I am willing to improve my assessment of the paper if these questions as well as the points in the Weakness section can be adequately addressed.
Thank you for your detailed feedback. We have addressed your main concerns by visualizing the representations of instructions vs. prompts and running the suggested baselines with oracle object detection and running with image encoders (R3M, VC-1) that are more suited to embodied control, to which PR2L compares favorably. In the following we will answer your questions in detail.
The only form of prompt that PR2L uses essentially amounts to object detection in the scene. This introduces a confounding factor of whether PR2L outperforms baselines because it is able to recognize objects better in the scene. Could a baseline that somehow incorporates oracle object detection information be included? This will test whether PR2L does better because it detects the object of task interest in the scene.
Thank you for the suggestion! To address the concern regarding object detection, we train baselines with oracle object detection and find that they perform worse than PR2L in all cases as seen here or Appendix E.2. Additionally, while we agree that our prompts essentially involve task-specific object detection, it's essential to highlight that this aligns with the specific requirements of our considered tasks.

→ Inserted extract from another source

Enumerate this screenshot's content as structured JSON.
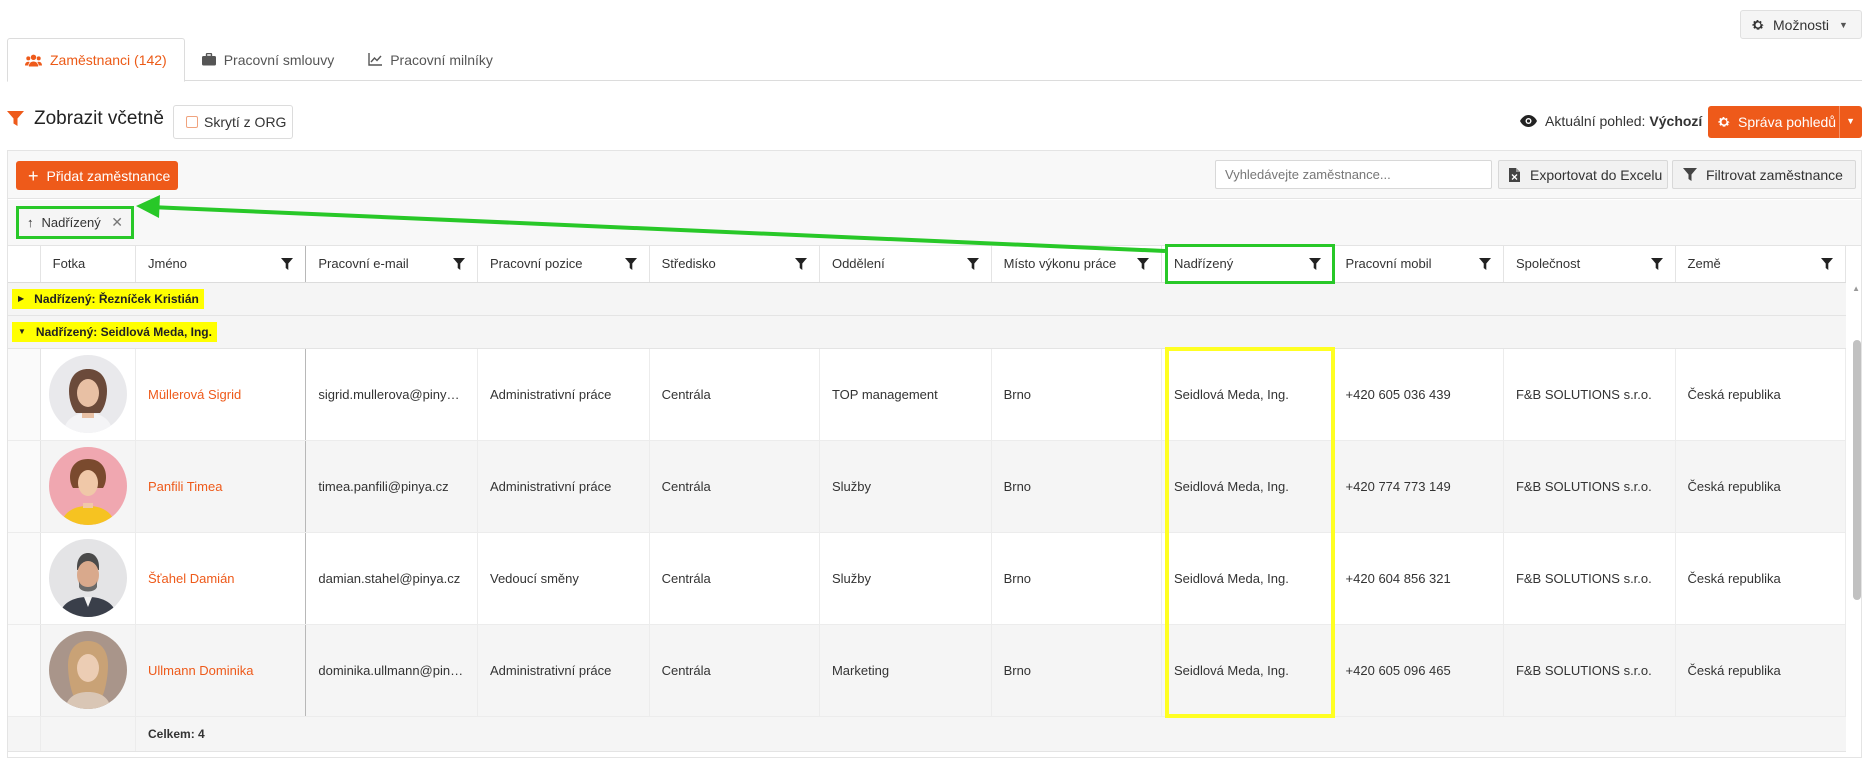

Detecting spiders, cows, and sheep in observations is a critical feature for accomplishing said tasks. The advantages of PR2L is that prompting (1) specifies what entities are important to detect for a task and (2) improves representations + detection of potentially OOD entities (like cartoony Minecraft spiders), obviating the need for domain-specific classifiers/representations by using general-purpose VLMs.
Relatedly, PR2L does not outperform MineCLIP on most tasks; given that MineCLIP exists and is open-sourced, PR2L's stated advantages can be better demonstrated via a new domain in which foundation pre-trained representations do not already exist. BLIP-2's vision encoder may not be the strongest baseline for pre-trained vision encoders. Several prior works such as VC-1, R3M, MVP, VIP are trained for decision-making and robotics tasks and may constitute stronger baselines in that category. Could additional pre-trained vision encoder baselines be included?
Thank you for the suggestion, to address the concern regarding more baseline comparisons, we trained additional baselines on VC-1 and R3M and found that they perform worse than PR2L in all cases (see the prior link). We note that VC-1 is the most recent of these models, and seems to be more performant than MVP and VIP, so we train on its representations rather than the latter two.
We chose to use InstructBLIP’s image encoder not because it was the best encoder for Minecraft, but to illustrate that representations that are suboptimal for control are improved by passing them through an LLM with the task-relevant prompt. The observed performance improvement of PR2L over the encoder baseline can thus entirely be attributed to the prompt extracting task-relevant information from the subpar generic encoder representations.
The paper claims that the prompts are different from instruction following; however, the prompts are still manually constructed and task-specific. It's unclear the advantage of doing so as instructions, by construction, should exist as it is a direct form of task specification.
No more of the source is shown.